This article is from the Australian Property Journal archive
Senior builder members of the Housing Industry Association are looking to overthrow its Canberra based leaders including HIA chief executive Ron Silberberg.
The growing revolt against the Canberra based executive, and in particular against Dr. Silberberg, has continued to grow in recent months as the scandal and debacle over builders warranty insurance has become more and more a political issue.
Hundreds of Australian would-be home owners have been left fighting multi-national insurance companies over what has been described as worthless building warranties that have been sold for nearly 10 years via the HIA retail shop-front Home Owners Warranty Ltd.
Since July 2002, for consumers to collect on their Home Owners Warranty policy builders have had to die, disappear or become insolvent. Meanwhile, the HIA has banked millions of dollars worth of commissions, more aptly seen as kickbacks, from insurance companies who write the policies.
According to disaffected members of the HIA, its executive in Canberra is using lawyers to intimidate and silence critics such as its arch nemesis the Builders Collective, an organisation founded by an award winning former HIA member Phil Dwyer.
“We are heading for a major revolt,” one senior HIA member said yesterday. “This organisation is full of yes men. The HIA is no longer about its members. It’s about collecting commission off warranty insurance – a warranty insurance that offers no protection whatsoever to consumers,” the New South Wales based senior HIA member told Australian Property Journal.
“The HIA really needs to take a long look at itself. It’s become a boys club rather than an association of members.”
National president of the Builders Collective, Mr. Phil Dwyer, today finds himself before the Supreme Court of ACT defending alleged defamation against the HIA’s executive director of media relation Mr. Christopher Lamont.
Court documents reveal, back in April, Mr. Dwyer sent a letter of complaint to the Prime Minister Mr. John Howard over alleged inaction by the Small Business Affairs Department in relation to builders warranty insurance. Prior to joining the HIA, Lamont was the Chief of Staff of Small Business Minister Ms. Fran Bailey.

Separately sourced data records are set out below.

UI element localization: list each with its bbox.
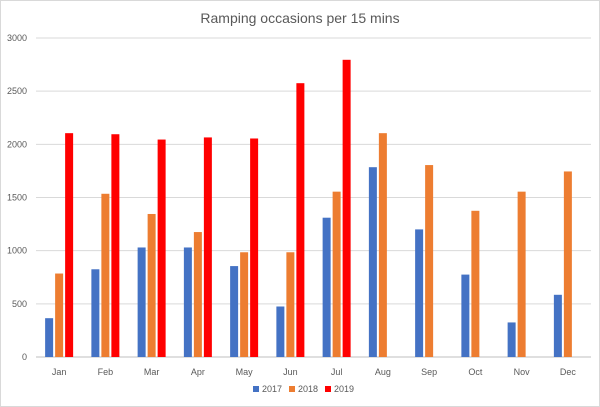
bar-2019-Jan	[65, 133, 74, 357]
legend-label: 2019	[334, 384, 354, 394]
bars	[45, 59, 572, 358]
x-tick-label: Dec	[560, 367, 577, 377]
bar-2017-Oct	[461, 274, 470, 357]
x-tick-label: Jul	[331, 367, 343, 377]
bar-2017-Dec	[553, 294, 562, 357]
x-tick-label: Aug	[375, 367, 391, 377]
bar-2017-Jun	[276, 306, 285, 357]
bar-2019-Mar	[157, 139, 166, 357]
y-tick-label: 1000	[7, 246, 27, 256]
bar-2018-Dec	[563, 171, 572, 357]
bar-2019-Jul	[342, 59, 351, 357]
x-tick-label: Nov	[514, 367, 531, 377]
bar-2017-May	[230, 266, 239, 357]
legend-label: 2017	[262, 384, 282, 394]
bar-2018-May	[240, 252, 249, 357]
y-tick-label: 2500	[7, 86, 27, 96]
bar-2017-Aug	[368, 167, 377, 357]
x-tick-label: Sep	[421, 367, 437, 377]
legend-swatch	[253, 386, 259, 392]
legend-label: 2018	[298, 384, 318, 394]
x-tick-label: Jan	[52, 367, 67, 377]
chart-title: Ramping occasions per 15 mins	[200, 10, 399, 26]
y-tick-label: 0	[22, 352, 27, 362]
x-tick-label: Oct	[468, 367, 483, 377]
y-axis-ticks: 0 500 1000 1500 2000 2500 3000	[7, 33, 27, 362]
bar-2018-Jan	[55, 273, 64, 357]
bar-2018-Apr	[193, 232, 202, 357]
bar-2018-Sep	[425, 165, 434, 357]
bar-2018-Jul	[332, 191, 341, 357]
bar-2017-Sep	[415, 229, 424, 357]
bar-2018-Jun	[286, 252, 295, 357]
bar-2017-Jul	[322, 217, 331, 357]
legend: 2017 2018 2019	[253, 384, 354, 394]
x-tick-label: Mar	[144, 367, 160, 377]
bar-2019-May	[250, 138, 259, 357]
gridlines	[36, 37, 591, 358]
bar-2017-Feb	[91, 269, 100, 357]
x-tick-label: Feb	[98, 367, 114, 377]
bar-2017-Apr	[183, 247, 192, 357]
bar-2018-Oct	[471, 210, 480, 357]
y-tick-label: 3000	[7, 33, 27, 43]
bar-2018-Aug	[378, 133, 387, 357]
x-tick-label: Jun	[283, 367, 298, 377]
bar-2019-Jun	[296, 83, 305, 358]
x-tick-label: May	[236, 367, 254, 377]
bar-2017-Jan	[45, 318, 54, 357]
legend-swatch	[325, 386, 331, 392]
x-axis-ticks: Jan Feb Mar Apr May Jun Jul Aug Sep Oct Nov Dec	[52, 367, 577, 377]
bar-2018-Feb	[101, 193, 110, 357]
bar-2018-Nov	[517, 191, 526, 357]
y-tick-label: 2000	[7, 139, 27, 149]
bar-2018-Mar	[147, 213, 156, 357]
bar-2019-Feb	[111, 134, 120, 357]
x-tick-label: Apr	[191, 367, 205, 377]
legend-swatch	[289, 386, 295, 392]
bar-2019-Apr	[203, 137, 212, 357]
bar-2017-Nov	[507, 322, 516, 357]
y-tick-label: 500	[12, 299, 27, 309]
bar-2017-Mar	[137, 247, 146, 357]
y-tick-label: 1500	[7, 193, 27, 203]
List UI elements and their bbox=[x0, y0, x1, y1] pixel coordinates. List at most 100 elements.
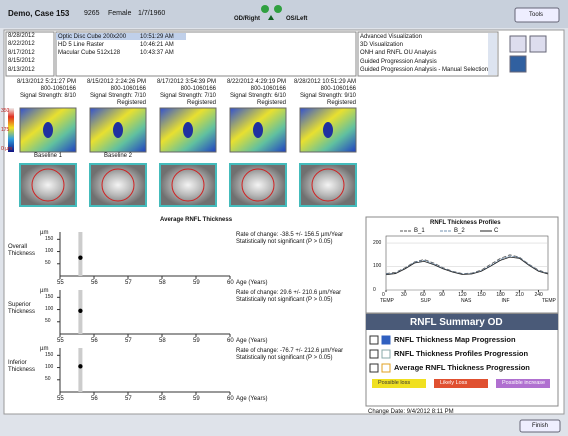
save-icon[interactable] bbox=[509, 55, 527, 73]
x-tick-label: 56 bbox=[91, 338, 98, 344]
exam-id: 800-1060166 bbox=[320, 86, 356, 92]
scan-name: Macular Cube 512x128 bbox=[58, 50, 121, 56]
checkbox[interactable] bbox=[369, 363, 379, 373]
scan-circle bbox=[311, 168, 345, 202]
exam-id: 800-1060166 bbox=[40, 86, 76, 92]
fundus-frame bbox=[19, 163, 77, 207]
exam-date: 8/22/2012 bbox=[8, 41, 35, 48]
baseline-label: Baseline 1 bbox=[34, 153, 63, 159]
item-icon bbox=[381, 335, 391, 345]
y-unit: µm bbox=[40, 288, 49, 294]
color-scale bbox=[8, 108, 14, 152]
legend-label: B_1 bbox=[414, 228, 425, 234]
summary-item: Average RNFL Thickness Progression bbox=[394, 363, 530, 372]
x-tick-label: 240 bbox=[534, 292, 543, 298]
y-tick-label: 0 bbox=[373, 286, 376, 293]
y-tick-label: 50 bbox=[45, 376, 51, 383]
y-unit: µm bbox=[40, 346, 49, 352]
y-tick-label: 100 bbox=[45, 306, 54, 313]
exam-datetime: 8/22/2012 4:29:19 PM bbox=[226, 79, 286, 85]
checkbox[interactable] bbox=[369, 335, 379, 345]
profile-box bbox=[365, 216, 559, 314]
legend-label: C bbox=[494, 228, 499, 234]
analysis-item: 3D Visualization bbox=[360, 42, 403, 49]
x-tick-label: 30 bbox=[401, 292, 407, 298]
y-tick-label: 100 bbox=[373, 263, 382, 270]
x-tick-label: 58 bbox=[159, 338, 166, 344]
exam-date: 8/28/2012 bbox=[8, 33, 35, 39]
os-indicator[interactable] bbox=[274, 5, 282, 13]
exam-id: 800-1060166 bbox=[110, 86, 146, 92]
finish-label[interactable]: Finish bbox=[532, 423, 549, 429]
analysis-list[interactable] bbox=[357, 31, 499, 77]
region-label: SUP bbox=[420, 298, 431, 304]
scan-circle bbox=[171, 168, 205, 202]
rate-of-change: Rate of change: -38.5 +/- 156.5 µm/Year bbox=[236, 232, 344, 238]
exam-datetime: 8/13/2012 5:21:27 PM bbox=[16, 79, 76, 85]
x-tick-label: 60 bbox=[227, 280, 234, 286]
analysis-item: Guided Progression Analysis - Manual Sel… bbox=[360, 66, 489, 73]
exam-id: 800-1060166 bbox=[180, 86, 216, 92]
scrollbar[interactable] bbox=[488, 33, 497, 75]
legend-label: Possible loss bbox=[378, 380, 411, 386]
finish-button[interactable] bbox=[519, 419, 561, 433]
scale-label: 0 µm bbox=[1, 146, 13, 152]
y-tick-label: 150 bbox=[45, 293, 54, 300]
exam-band bbox=[78, 232, 83, 276]
od-label[interactable]: OD/Right bbox=[234, 16, 260, 22]
optic-disc bbox=[253, 122, 263, 138]
legend-label: Likely Loss bbox=[440, 380, 468, 386]
exam-status: Registered bbox=[326, 100, 356, 106]
checkbox[interactable] bbox=[369, 349, 379, 359]
item-icon bbox=[381, 349, 391, 359]
x-tick-label: 59 bbox=[193, 396, 200, 402]
scale-label: 175 bbox=[1, 127, 10, 133]
region-label: INF bbox=[501, 298, 510, 304]
tools-label[interactable]: Tools bbox=[529, 12, 544, 18]
y-tick-label: 100 bbox=[45, 364, 54, 371]
y-tick-label: 150 bbox=[45, 351, 54, 358]
x-tick-label: 58 bbox=[159, 396, 166, 402]
baseline-label: Baseline 2 bbox=[104, 153, 133, 159]
item-icon bbox=[381, 363, 391, 373]
x-tick-label: 58 bbox=[159, 280, 166, 286]
summary-item: RNFL Thickness Map Progression bbox=[394, 335, 516, 344]
os-label[interactable]: OS/Left bbox=[286, 16, 308, 22]
od-indicator[interactable] bbox=[261, 5, 269, 13]
exam-id: 800-1060166 bbox=[250, 86, 286, 92]
x-tick-label: 57 bbox=[125, 396, 132, 402]
eye-arrow bbox=[268, 15, 274, 20]
scan-name: HD 5 Line Raster bbox=[58, 42, 105, 48]
scan-time: 10:43:37 AM bbox=[140, 50, 174, 56]
significance: Statistically not significant (P > 0.05) bbox=[236, 239, 333, 245]
print-icon[interactable] bbox=[509, 35, 527, 53]
profile-line bbox=[385, 256, 549, 276]
scan-circle bbox=[241, 168, 275, 202]
legend-label: Possible increase bbox=[502, 380, 546, 386]
x-tick-label: 57 bbox=[125, 338, 132, 344]
significance: Statistically not significant (P > 0.05) bbox=[236, 355, 333, 361]
settings-icon[interactable] bbox=[529, 35, 547, 53]
exam-status: Registered bbox=[116, 100, 146, 106]
fundus-frame bbox=[229, 163, 287, 207]
y-tick-label: 200 bbox=[373, 239, 382, 246]
change-date: Change Date: 9/4/2012 8:11 PM bbox=[368, 409, 454, 415]
y-tick-label: 50 bbox=[45, 260, 51, 267]
x-label: Age (Years) bbox=[236, 396, 268, 402]
x-tick-label: 120 bbox=[458, 292, 467, 298]
scan-circle bbox=[31, 168, 65, 202]
exam-band bbox=[78, 348, 83, 392]
exam-datetime: 8/15/2012 2:24:26 PM bbox=[86, 79, 146, 85]
exam-status: Registered bbox=[186, 100, 216, 106]
exam-signal: Signal Strength: 8/10 bbox=[19, 93, 76, 99]
fundus-frame bbox=[299, 163, 357, 207]
summary-header bbox=[366, 314, 558, 330]
x-tick-label: 55 bbox=[57, 396, 64, 402]
tools-button[interactable] bbox=[514, 7, 560, 23]
patient-dob: 1/7/1960 bbox=[138, 10, 166, 17]
legend-label: B_2 bbox=[454, 228, 465, 234]
title-bar bbox=[0, 0, 568, 28]
scan-circle bbox=[101, 168, 135, 202]
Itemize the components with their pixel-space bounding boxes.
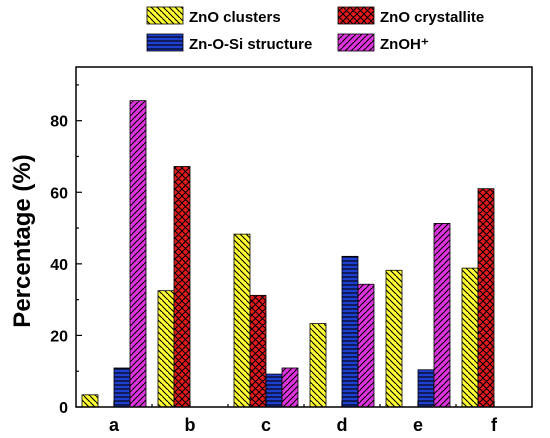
bar-a-series-3: [129, 100, 147, 408]
bar-e-series-0: [385, 269, 403, 408]
bar-e-series-2: [417, 369, 435, 408]
bar-e-series-3: [433, 222, 451, 408]
bar-c-series-3: [281, 367, 299, 408]
legend: ZnO clusters ZnO crystallite Zn-O-Si struc…: [146, 6, 484, 53]
bar-c-series-2: [265, 373, 283, 408]
y-tick-label: 80: [50, 114, 68, 131]
legend-swatch: [146, 6, 184, 25]
bar-c-series-0: [233, 233, 251, 408]
x-tick-label: d: [337, 415, 348, 435]
legend-label: ZnO crystallite: [380, 9, 484, 26]
legend-label: ZnO clusters: [189, 9, 281, 26]
x-tick-label: a: [109, 415, 120, 435]
legend-label: ZnOH⁺: [380, 36, 429, 53]
bar-b-series-1: [173, 166, 191, 408]
bar-c-series-1: [249, 294, 267, 408]
legend-swatch: [146, 33, 184, 52]
legend-swatch: [337, 6, 375, 25]
bar-f-series-1: [477, 188, 495, 408]
bar-d-series-2: [341, 255, 359, 408]
x-tick-label: f: [491, 415, 498, 435]
x-tick-label: c: [261, 415, 271, 435]
y-tick-label: 60: [50, 185, 68, 202]
bar-d-series-3: [357, 283, 375, 408]
y-tick-label: 40: [50, 257, 68, 274]
bar-a-series-2: [113, 367, 131, 408]
y-tick-label: 20: [50, 328, 68, 345]
x-tick-label: b: [185, 415, 196, 435]
bar-f-series-0: [461, 267, 479, 408]
y-axis-label: Percentage (%): [9, 154, 36, 327]
y-tick-label: 0: [59, 400, 68, 417]
bar-b-series-0: [157, 290, 175, 408]
plot-area: [81, 100, 495, 408]
axes: 0 20 40 60 80 Percentage (%) a b c d e f: [9, 66, 533, 435]
legend-swatch: [337, 33, 375, 52]
x-tick-label: e: [413, 415, 423, 435]
legend-label: Zn-O-Si structure: [189, 36, 312, 53]
bar-d-series-0: [309, 323, 327, 408]
bar-a-series-0: [81, 394, 99, 408]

The Dwyer and Lamont matter is before a directions hearing in Canberra this morning.
Yesterday, a member of the senior executive of the HIA told Australian Property Journal: “Builders warranty insurance is not an issue and anyway it’s all State governments fault anyway, they forced it upon us and consumers.”
This is despite, as revealed by a HIA senior executive that the HIA’s own internal surveys reveal that home owners warranty is still one of the top issues for HIA members in Australia.
According to the source, the reason that HIA members still dislike home owners warranty is “due to HIA members having to underwrite the insurance companies by providing unconditional bank guarantees and deeds of indemnities which the insurers can recover, at their prerogative, in the event of a claim payout”.
According to transcripts from a 2003 media conference involving the HIA and the Victorian government, the HIA lobbied heavily for the introduction of the new look builders warranty insurance that operate today. Their claims that these ‘reforms’ would be good for members have largely gone unfulfilled, besides which the consumer detriment has been growing steadily and is now at crisis point.